However, the spectacle of a Democratic Senator filibustering against the Democratic leadership and most of the Democratic membership in order to preserve the constitution and the rule of law in the United States is disconcerting, to say the least. The lesson here should be obvious -- our biggest problem is not Christian dominionism or neocon fantasies of world domination, it is corporate power.

We don't have government of, by or for the people, we have a government of business corporations led by people whose personal wealth rivals that of small nations. That's why the FDA protects drug companies, not patients. That's why the U.S. invaded Iraq -- because Dick "Dick" Cheney promised the oil companies the Iraqi oil fields. That's why we're going to squander billions to make fuel out of food and help to starve the world's poor -- including our own -- in the process. That's why rich people don't pay taxes and you pay more and more every year for your health care.

And that's why Christopher Dodd will never be president.

*After I posted I realized this may be too obscure a reference for some. It refers to the song Draft Dodger Rag, by Phil Ochs, which happens to be very pertinent to our current crop of chickenhawks in DC, including the aforementioned Mr. Cheney. The Senator Dodd in the song is the current Senator's father Tom, who was a rabid anti-communist.

Monday, December 17, 2007

No post today

I'm too much foaming at the mouth over Holy Joe Lieberman, Mike Hucksterbee, and Harry "Traitor" Reid to say anything coherent. Maybe I'll be articulate in the morning.

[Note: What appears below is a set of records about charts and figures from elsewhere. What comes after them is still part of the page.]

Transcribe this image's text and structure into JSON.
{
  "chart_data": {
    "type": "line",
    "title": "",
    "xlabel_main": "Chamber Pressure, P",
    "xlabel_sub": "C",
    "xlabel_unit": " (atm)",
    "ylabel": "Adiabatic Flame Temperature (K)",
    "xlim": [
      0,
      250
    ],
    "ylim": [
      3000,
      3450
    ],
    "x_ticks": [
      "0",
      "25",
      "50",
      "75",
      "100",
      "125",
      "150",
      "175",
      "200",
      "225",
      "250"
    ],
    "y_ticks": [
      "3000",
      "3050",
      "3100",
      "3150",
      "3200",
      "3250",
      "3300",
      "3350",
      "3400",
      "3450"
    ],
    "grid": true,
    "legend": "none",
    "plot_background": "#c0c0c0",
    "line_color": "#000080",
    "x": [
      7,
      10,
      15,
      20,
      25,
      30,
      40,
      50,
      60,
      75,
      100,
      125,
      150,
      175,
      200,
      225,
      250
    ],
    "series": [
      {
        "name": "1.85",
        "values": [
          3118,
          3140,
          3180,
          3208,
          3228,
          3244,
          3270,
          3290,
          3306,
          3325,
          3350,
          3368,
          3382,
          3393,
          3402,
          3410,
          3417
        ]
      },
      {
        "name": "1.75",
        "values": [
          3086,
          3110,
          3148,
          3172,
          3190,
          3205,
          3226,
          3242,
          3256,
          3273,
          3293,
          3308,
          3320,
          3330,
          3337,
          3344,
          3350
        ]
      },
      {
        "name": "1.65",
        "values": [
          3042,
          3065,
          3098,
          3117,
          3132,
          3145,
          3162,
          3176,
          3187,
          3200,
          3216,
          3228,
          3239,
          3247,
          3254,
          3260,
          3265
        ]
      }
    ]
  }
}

Oh yeah: Go here. Sign the petition to impeach Darth Cheney. This is serious -- actual real members of the House Judiciary Committee are really, truly, honest to gosh doing this. Don't be a slacker. Don't be part of the problem.

Sunday, December 16, 2007

Sermonette

Down in Windham County yesterday, the guys with their big honking 4WD pickups were out plowing snow. One of them had carefully lettered on his tailgate, in bright red paint: "Hell -- the final separation of church and state."

I'm still trying to figure out what the, well, the hell, that is supposed to mean. Does he think that Hell has a first amendment -- that Satan allows people freedom to worship as they please, or not at all? If so, more power to The Evil One, and Hell is sounding better than ever. If separation of church and state causes people to go to hell, who does it cause to be damned? Presumably not the truck guy, or the people who believe what he believes and worship God in precisely the way he does; and presumably everybody else is going to hell anyway, separation of church and state or not.

What I find most odd about Christian dominionism -- or any other theocratic ideology -- is that one of the essential underlying premises is that God can't take care of himself. If God is omnipotent, he doesn't need the assistance of a guy from Willimantic who does odd jobs. If God can't see his will done unless his mortal followers seize state power, he's a pretty damn pathetic deity.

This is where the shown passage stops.